There’s really nowhere quite like Gibraltar: a little piece of England looking out from Spain to the coast of Africa with a rock fabled in ancient mythology and the only wild monkey population in Europe. Gibraltar was handed over to the British by Spain in the 18th century, and British it has remained ever since, despite Spain's best efforts to get it to accept its sovereignty. The famous Rock of Gibraltar is a chunk of limestone rearing up over the city and overrun by Barbary macaques—legend says that if these monkeys leave the rock, so will the British leave Gibraltar.
Many travelers visit Gibraltar on a day trip from other destinations on the Costa del Sol, such as Malaga, Marbella, Cadiz, or Tarifa. Aside from journeying by cable car to the top of the fabled rock for its stellar views of the Spain and Morocco coastlines, visitors to this unusual slice of Europe can catch a concert inside St. Michael’s Cave, shop duty-free using the Gibraltar pound along Main Street, tour the Moorish Castle, or go dolphin-watching in the Bay of Gibraltar.
Things to Know Before You Go
- Choose from half- and full-day tours to Gibraltar from a variety of Costa del Sol destinations.
- Day trips last anywhere from five to 12 hours and often include roundtrip transportation.
- Remember to bring your passport; you’ll need it to cross into Gibraltar and back into Spain.
- Euros are accepted in many of Gibraltar’s shops and restaurants.
- When visiting the Gibraltar rock, be careful of the monkeys; they’re known to snag sunglasses or other loose items from unsuspecting tourists.
How to Get to Gibraltar
The Gibraltar International Airport has daily flights to and from London, Birmingham, Manchester, and Marrakech. A popular alternative is the Malaga Airport 75 miles (120 km) to the east. The easiest way to reach Gibraltar from Spain is on an organized tour, but independent travelers can also reach the border by bus from Seville, Malaga, Cadiz, Granada, and Algeciras. Those driving should expect long delays at the Spanish border.
When to Get There
For the best combination of warm, comfortable weather and fewer crowds, plan your Gibraltar trip during spring or autumn. July, August, and September are the hottest months (average highs in the mid 80s F (29° C), but sea breezes often keep the temperature comfortable. Most of Gibraltar’s rainfall occurs during November, December, and January, but typically only in short spells.

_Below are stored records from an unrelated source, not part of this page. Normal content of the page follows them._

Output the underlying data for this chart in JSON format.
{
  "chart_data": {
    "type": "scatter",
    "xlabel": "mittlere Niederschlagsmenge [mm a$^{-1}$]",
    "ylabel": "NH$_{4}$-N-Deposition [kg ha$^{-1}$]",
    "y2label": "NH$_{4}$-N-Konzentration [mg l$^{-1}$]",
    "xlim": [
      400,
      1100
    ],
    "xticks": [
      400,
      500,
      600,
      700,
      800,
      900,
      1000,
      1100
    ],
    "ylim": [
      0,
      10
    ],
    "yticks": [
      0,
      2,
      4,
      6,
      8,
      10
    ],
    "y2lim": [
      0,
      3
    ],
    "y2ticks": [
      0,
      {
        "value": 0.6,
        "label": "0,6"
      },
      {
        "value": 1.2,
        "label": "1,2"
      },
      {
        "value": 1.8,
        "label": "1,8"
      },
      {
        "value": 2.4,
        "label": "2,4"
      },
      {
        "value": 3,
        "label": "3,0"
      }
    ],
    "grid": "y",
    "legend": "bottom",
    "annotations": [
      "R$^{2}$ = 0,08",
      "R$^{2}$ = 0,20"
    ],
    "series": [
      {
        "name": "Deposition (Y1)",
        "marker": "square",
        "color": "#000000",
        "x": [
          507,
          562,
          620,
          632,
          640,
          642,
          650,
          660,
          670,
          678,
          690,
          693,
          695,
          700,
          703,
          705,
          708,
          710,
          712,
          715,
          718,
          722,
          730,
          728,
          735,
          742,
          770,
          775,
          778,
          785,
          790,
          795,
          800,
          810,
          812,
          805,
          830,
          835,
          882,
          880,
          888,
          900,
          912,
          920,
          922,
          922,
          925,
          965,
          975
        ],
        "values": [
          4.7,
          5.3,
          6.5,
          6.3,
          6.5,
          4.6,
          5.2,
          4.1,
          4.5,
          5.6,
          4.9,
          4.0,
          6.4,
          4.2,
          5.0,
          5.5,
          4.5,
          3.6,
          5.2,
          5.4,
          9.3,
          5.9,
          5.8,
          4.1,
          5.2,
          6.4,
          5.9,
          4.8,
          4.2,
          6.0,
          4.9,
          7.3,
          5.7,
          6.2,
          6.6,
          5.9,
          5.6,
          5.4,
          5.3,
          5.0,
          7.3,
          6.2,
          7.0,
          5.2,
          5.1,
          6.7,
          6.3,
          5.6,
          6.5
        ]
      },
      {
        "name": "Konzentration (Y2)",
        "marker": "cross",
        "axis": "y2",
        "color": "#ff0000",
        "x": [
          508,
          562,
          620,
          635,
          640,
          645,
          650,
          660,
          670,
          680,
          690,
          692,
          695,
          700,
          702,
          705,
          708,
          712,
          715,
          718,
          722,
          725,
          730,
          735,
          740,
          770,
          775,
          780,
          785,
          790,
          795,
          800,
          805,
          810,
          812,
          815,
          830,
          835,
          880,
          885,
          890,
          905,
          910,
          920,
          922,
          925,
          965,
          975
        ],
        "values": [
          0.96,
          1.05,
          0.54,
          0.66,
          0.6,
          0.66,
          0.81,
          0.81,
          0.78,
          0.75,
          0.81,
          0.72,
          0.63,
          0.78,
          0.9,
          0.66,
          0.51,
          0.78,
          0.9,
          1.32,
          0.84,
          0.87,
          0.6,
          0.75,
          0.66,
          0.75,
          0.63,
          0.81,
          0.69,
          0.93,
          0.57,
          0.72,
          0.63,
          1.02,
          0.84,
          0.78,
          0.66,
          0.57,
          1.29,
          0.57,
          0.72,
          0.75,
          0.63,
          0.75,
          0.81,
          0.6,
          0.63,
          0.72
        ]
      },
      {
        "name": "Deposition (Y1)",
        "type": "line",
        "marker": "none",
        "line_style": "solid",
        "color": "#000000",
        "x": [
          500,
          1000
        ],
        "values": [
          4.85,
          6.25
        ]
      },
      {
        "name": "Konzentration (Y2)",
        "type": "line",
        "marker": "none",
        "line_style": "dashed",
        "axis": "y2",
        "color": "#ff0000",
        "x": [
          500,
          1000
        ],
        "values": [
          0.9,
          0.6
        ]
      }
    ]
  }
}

The Great Siege of Gibraltar
In 1783 Spanish and French forces made an unsuccessful attempt to capture Gibraltar from the British, who were at the time distracted by the Revolutionary War. The siege lasted for three years and seven months—the longest ever endured by the British armed forces. The labyrinth of underground passages known as the Great Siege Tunnels were largely responsible for the British victory; today, they are open to visitors and remain one of history’s most impressive examples of defense engineering.